Benchmark Portal

‘Indian Language Text Recognition’ is a benchmarking portal for recognizing Indian language text in printed documents, handwritten documents, scene images, videos, etc.,framed by the Centre for Visual Information Technology (CVIT), IIIT Hyderabad. The aim of this project is to bring together researchers working in this field, and provide them with a suitable platform to evaluate and compare the performance of their methods on standard datasets.

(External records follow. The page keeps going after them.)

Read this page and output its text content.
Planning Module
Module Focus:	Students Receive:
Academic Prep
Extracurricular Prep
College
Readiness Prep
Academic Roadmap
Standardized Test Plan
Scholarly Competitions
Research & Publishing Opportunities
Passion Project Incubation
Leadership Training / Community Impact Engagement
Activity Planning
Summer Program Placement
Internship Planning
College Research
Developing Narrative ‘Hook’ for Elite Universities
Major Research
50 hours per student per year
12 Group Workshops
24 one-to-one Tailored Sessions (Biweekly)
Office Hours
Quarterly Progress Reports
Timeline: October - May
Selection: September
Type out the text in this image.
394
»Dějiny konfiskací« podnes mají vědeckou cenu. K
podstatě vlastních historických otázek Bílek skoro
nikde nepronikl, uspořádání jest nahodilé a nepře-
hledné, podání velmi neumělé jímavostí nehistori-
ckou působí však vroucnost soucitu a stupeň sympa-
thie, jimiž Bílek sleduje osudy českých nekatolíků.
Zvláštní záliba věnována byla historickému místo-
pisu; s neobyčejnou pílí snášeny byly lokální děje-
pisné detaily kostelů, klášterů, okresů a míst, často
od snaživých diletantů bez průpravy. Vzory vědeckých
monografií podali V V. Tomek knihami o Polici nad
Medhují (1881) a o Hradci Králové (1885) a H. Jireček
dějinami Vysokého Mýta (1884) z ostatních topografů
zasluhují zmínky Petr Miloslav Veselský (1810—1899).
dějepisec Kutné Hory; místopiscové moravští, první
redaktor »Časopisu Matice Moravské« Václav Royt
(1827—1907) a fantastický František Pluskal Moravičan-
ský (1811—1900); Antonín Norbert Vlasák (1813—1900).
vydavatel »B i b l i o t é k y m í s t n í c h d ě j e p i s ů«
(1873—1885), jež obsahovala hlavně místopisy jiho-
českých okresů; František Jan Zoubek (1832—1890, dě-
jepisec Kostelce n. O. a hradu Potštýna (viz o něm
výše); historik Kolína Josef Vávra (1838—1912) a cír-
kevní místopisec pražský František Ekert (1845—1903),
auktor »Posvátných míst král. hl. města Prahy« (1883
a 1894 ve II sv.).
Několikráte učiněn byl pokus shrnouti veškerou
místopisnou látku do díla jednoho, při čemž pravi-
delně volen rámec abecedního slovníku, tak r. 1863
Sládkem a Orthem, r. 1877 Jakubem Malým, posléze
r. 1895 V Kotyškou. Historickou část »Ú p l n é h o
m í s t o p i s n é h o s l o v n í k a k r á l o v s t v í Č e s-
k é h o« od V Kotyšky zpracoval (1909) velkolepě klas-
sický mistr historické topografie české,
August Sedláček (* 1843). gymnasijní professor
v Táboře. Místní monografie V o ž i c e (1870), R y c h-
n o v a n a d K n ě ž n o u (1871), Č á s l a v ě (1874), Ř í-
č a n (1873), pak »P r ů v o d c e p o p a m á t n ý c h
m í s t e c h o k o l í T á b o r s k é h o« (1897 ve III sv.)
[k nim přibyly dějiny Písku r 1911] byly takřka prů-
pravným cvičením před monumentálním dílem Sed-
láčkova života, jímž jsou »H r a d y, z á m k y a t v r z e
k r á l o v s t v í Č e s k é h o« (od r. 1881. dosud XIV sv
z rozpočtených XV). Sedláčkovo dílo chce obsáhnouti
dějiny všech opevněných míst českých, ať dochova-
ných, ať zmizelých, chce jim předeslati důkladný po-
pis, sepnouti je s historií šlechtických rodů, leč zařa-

As a part of initiative, we focus on the following aspects:

Provide standardised test datasets
Enable evaluation and comparison of different methods
Plan to run challenges, host workshops etc.
Provide resources for basic domain knowledge

We are considering five different types of documents images (1) printed document images (2) handwritten document images (3) scene text images (4) text in videos and (5) miscellaneous. Each of these document images has their own characteristic which makes difficulties to analysis those documents. Here we discuss all these types of documents and various tasks in those documents in our benchmarking system.

Printed Documents

There are machine printed documents. Due to large volumes of documents of unconstrained font types and image quality, it very difficult to process printed documents in application of digital library.

Indian language text printed documents are included in this portal. Various types of printed documents based on their modalities such as : (1) Scanned documents (2) scanned historical documents (3) scanned newspaper (4) mobile scanned documents (5) mobile scanned historical documents (6) mobile scanned newspaper (7) pdf-to-image documents (8) pdf-to-image book are considered in this benchmarking system. Various task like page segmentation or page recognition, line recognition, word recognition and character recognition in the printed documents are currently included in this portal.

Page Recognition: It recognizes all texts present in a page or a printed document image.

Line Recognition: The objective of the task is to recognize each line of text present in a page of a printed document image.

Word Recognition: It recognizes each individual word present in a document.

Character Recognition: This task recognizes each character in a document.

Handwritten Documents

Analysis of handwritten documents is very difficult due to variation in handwritten style, font, ink etc. It is important for digitized historical handwritten documents, verification of author’s authentication, etc.

Handwritten documents containing Indian language text are taken into consideration in this portal. Various types of modalities like: (1) scanned handwritten documents (offline) (2) mobile scanned handwritten documents (offline) (3) scanned handwritten historical documents (offline) (4) mobile scanned handwritten historical documents (offline) (5) online handwritten documents are considered. Different task such as page segmentation or page recognition, line recognition, word recognition and character recognition are currently included in this portal.

Page Recognition: It recognizes all texts present in a page or a printed document image.

Line Recognition: The objective of the task is to recognize each line of text present in a page of a printed document image.

Word Recognition: It recognizes each individual word present in a document.

Character Recognition: This task recognizes each character in a document.

Scene Text

Text in natural scene images usually contains a lot of semantic value such as product names, shop names, location names and traffic signs. Recognizing these texts is an important step for understanding those images. It has many content based image and video applications including content based web image search, video information retrieval and mobile based text analysis and recognition. Unlike printed documents, recognition of text in natural scene images are more difficult due to various complex factors like: the large variations in backgrounds, textures, fonts and illumination conditions; and occlusion.

Here we mainly consider natural scene images containing Indian language texts. Two different types of modalities like (1) natural scene images captured by camera and (2) natural scene images captured by mobile are taken into consideration. Three different tasks like text localization, word recognition and end-to-end word recognition are currently considered.

Text Localization: The objective of this task is to detect text locations in the image in the form of bounding box that corresponds to words.

Word Recognition: The locations (bounding boxes) of words in the image are assumed to be known.
Word recognition consists of identifying the characters and recognizing these characters as a word from a cropped image patch.

End-to-End Word Recognition: Its objective is to localize and recognize all the words in the image in a single step.

Text in Video

Nowadays the size of the available digital video content is rapidly increasing. This fact leads to need for fast and effective algorithms for information retrieval from videos. Textual information in videos constitutes a very rich source of high level semantics for retrieval and indexing. For this purpose, detection of texts in videos are important task. Text detection and recognition in video is also a challenging computer vision problem. It has numerous real world applications including video indexing, assistive technology for the visually impaired, automatic localization for businesses, and robotic navigation. Due to motion, large variation in background, color, font, texture, illumination; and occlusion, it is very difficult to localise and recognise text in video sequences.

Here video sequences containing Indian language texts are considered. Eight different types of modalities like: (1) Captured Video (2) Newsfeed Video are taken into consideration. Two different tasks like text localization and end-to-end word recognition are currently considered.

Text Localization: The objective of this task is to localize all the words in the form of bounding boxes and track all the words over the video sequence.

End-to-End Word Recognition: Its objective is to localize and recognize all the words in video sequence.
This task requires that correctly recognized words are also correctly localized in every frame and tracked correctly over the video sequence.